Douce image et verts sommets (4)

Cette fois, c’est moi qui ai abandonnai le godendard. Malgré la chaleur, de légers frissons me traversaient l’échine et je faillis me sentir mal. Je savais que je continuerais, je le désirais plus que tout, sans raison, avec une violente convoitise, comme j’en ai connu plus tard en trois ou quatre occasions, peut-être plus mais il faudrait que je me rappelle, que je cherche, en tout cas avec Florence je crois qu’il y avait un peu de ça, sauf que je ne sais plus à quel moment, si c’était au début, comme un coup de foudre, ou si c’est venu plus tard, quand après des semaines de camaraderie l’imagination avait commencé à tordre le sens des regards et des mots, mais la longue coupure qui s’avançait à plus du tiers du tronc me laissait perplexe, comme si je l’apercevais pour la première fois, comme si je ne parvenais plus à en comprendre la cause et la portée, étonné de ce que nous avions fait, de cette blessure qui un instant m’est apparue telle et m’a semblé odieuse, répréhensible. Je me suis vite ravisé, j’ai balayé ce flottement pour ressusciter ma folie, m’en abreuver jusqu’à regagner l’ivresse et la force de poursuivre, pour maquiller mon hésitation en un contentement entier et ainsi colmater la brèche par où aurait pu s’immiscer la résistance, et sans doute, le bon sens, de S.. Une fois de plus, le mouvement de va et vient reprit, juste un peu plus lent. Depuis le début, je n’entendais que le bruit des dents qui grugeaient la chair du sapin, son qui dominait tous les autres, mais soudain j’ai perçu, comme sorti des profondeurs de la terre, des éclats de rires, des cris d’enfants qui montaient du lac et nous parvenaient en un gazouillis indescriptible que j’ai attribué à mes deux cousines.

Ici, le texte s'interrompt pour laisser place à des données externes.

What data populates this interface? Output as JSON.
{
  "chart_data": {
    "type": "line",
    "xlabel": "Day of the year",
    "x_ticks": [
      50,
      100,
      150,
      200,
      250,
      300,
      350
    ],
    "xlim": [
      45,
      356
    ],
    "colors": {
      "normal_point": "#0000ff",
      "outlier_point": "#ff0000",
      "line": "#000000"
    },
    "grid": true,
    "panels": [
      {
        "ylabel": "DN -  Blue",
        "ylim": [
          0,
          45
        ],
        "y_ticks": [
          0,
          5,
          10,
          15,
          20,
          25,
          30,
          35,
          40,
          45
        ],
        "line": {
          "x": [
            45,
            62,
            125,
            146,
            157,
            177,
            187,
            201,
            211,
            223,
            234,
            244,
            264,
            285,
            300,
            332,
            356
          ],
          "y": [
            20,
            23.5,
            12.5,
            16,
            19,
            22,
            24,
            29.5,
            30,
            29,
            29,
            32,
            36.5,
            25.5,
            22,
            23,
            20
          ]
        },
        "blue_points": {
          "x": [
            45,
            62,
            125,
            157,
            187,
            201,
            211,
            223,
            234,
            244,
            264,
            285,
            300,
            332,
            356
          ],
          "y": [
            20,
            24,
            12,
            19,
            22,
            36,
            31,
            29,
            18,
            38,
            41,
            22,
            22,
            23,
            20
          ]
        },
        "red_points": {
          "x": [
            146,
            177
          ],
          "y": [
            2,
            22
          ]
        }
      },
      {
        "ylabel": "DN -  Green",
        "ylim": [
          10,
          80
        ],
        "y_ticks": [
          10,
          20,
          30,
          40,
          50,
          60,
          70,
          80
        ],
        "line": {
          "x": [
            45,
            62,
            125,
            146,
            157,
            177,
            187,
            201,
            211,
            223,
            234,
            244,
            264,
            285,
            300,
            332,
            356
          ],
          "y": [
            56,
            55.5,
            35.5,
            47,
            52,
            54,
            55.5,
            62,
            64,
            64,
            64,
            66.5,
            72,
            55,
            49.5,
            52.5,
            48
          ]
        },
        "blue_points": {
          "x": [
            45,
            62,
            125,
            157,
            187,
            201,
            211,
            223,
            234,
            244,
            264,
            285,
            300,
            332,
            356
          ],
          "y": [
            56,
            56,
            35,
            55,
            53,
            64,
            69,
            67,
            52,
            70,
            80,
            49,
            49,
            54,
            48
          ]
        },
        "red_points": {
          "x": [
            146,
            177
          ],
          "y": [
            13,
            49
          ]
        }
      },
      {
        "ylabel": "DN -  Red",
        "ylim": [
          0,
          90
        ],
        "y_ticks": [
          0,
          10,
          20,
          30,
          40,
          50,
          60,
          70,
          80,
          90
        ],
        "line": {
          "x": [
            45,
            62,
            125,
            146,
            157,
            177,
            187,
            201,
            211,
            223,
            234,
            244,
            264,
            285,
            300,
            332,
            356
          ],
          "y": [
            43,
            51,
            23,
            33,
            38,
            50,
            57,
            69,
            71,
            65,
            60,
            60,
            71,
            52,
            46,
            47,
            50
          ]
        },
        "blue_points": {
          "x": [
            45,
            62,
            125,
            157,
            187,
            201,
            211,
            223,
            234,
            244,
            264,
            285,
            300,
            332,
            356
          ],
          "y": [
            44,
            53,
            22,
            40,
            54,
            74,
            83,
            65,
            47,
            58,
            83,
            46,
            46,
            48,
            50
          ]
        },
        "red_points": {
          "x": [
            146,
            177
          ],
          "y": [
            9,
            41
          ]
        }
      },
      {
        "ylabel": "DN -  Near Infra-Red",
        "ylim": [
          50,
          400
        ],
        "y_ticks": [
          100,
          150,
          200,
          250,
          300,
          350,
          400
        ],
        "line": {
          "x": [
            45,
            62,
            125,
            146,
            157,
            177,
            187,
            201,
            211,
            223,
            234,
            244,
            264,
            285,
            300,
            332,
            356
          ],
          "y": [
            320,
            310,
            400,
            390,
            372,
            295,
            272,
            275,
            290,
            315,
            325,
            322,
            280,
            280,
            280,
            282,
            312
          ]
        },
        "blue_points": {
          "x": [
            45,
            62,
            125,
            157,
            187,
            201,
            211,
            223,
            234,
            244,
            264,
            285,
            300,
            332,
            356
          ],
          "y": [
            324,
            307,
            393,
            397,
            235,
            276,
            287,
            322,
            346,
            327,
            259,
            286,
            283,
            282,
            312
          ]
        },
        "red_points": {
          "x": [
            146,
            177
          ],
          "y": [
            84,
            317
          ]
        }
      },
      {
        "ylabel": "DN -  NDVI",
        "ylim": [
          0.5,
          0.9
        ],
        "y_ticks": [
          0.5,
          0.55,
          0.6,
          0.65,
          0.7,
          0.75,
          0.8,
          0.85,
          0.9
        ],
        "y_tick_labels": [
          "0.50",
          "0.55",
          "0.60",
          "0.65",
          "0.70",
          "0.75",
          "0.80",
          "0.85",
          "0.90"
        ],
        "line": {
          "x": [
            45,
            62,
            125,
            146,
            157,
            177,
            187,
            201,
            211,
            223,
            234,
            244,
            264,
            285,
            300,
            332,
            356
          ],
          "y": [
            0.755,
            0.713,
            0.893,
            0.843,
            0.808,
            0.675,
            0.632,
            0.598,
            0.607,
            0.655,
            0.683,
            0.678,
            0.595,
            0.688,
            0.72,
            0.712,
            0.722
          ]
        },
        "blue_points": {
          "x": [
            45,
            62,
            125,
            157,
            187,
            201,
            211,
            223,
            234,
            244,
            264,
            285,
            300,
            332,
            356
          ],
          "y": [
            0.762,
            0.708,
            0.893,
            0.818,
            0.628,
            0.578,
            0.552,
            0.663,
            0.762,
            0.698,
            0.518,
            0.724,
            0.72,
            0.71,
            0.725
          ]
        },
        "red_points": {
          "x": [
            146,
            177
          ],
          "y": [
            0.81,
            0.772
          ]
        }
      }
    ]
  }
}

J’ai souri, cela me donnait du courage car je pouvais me les imaginer, m’imaginer avec elles, leur racontant notre exploit, leur précisant avec une fausse humilité que j’en étais l’instigateur, que j’avais moi-même identifié le plus grand arbre de la montagne, que je l’avais retrouvé là-haut, que j’avais eu à encourager S. pour que cette affaire soit finalement menée à terme. Je leur détaillais tout, j’enjolivais, j’ajoutais quelques difficultés qui me semblaient logiques, dans les circonstances, et j’écoutais avec hauteur et satisfaction leurs questions ingénues, surtout celles de la plus jeune de la plus jolie, qui avait peut-être un an de moins que moi et qui me fascinait avec ses fossettes souriantes, ses yeux de poupée, sa voix douce qui jamais ne l’a abandonnée.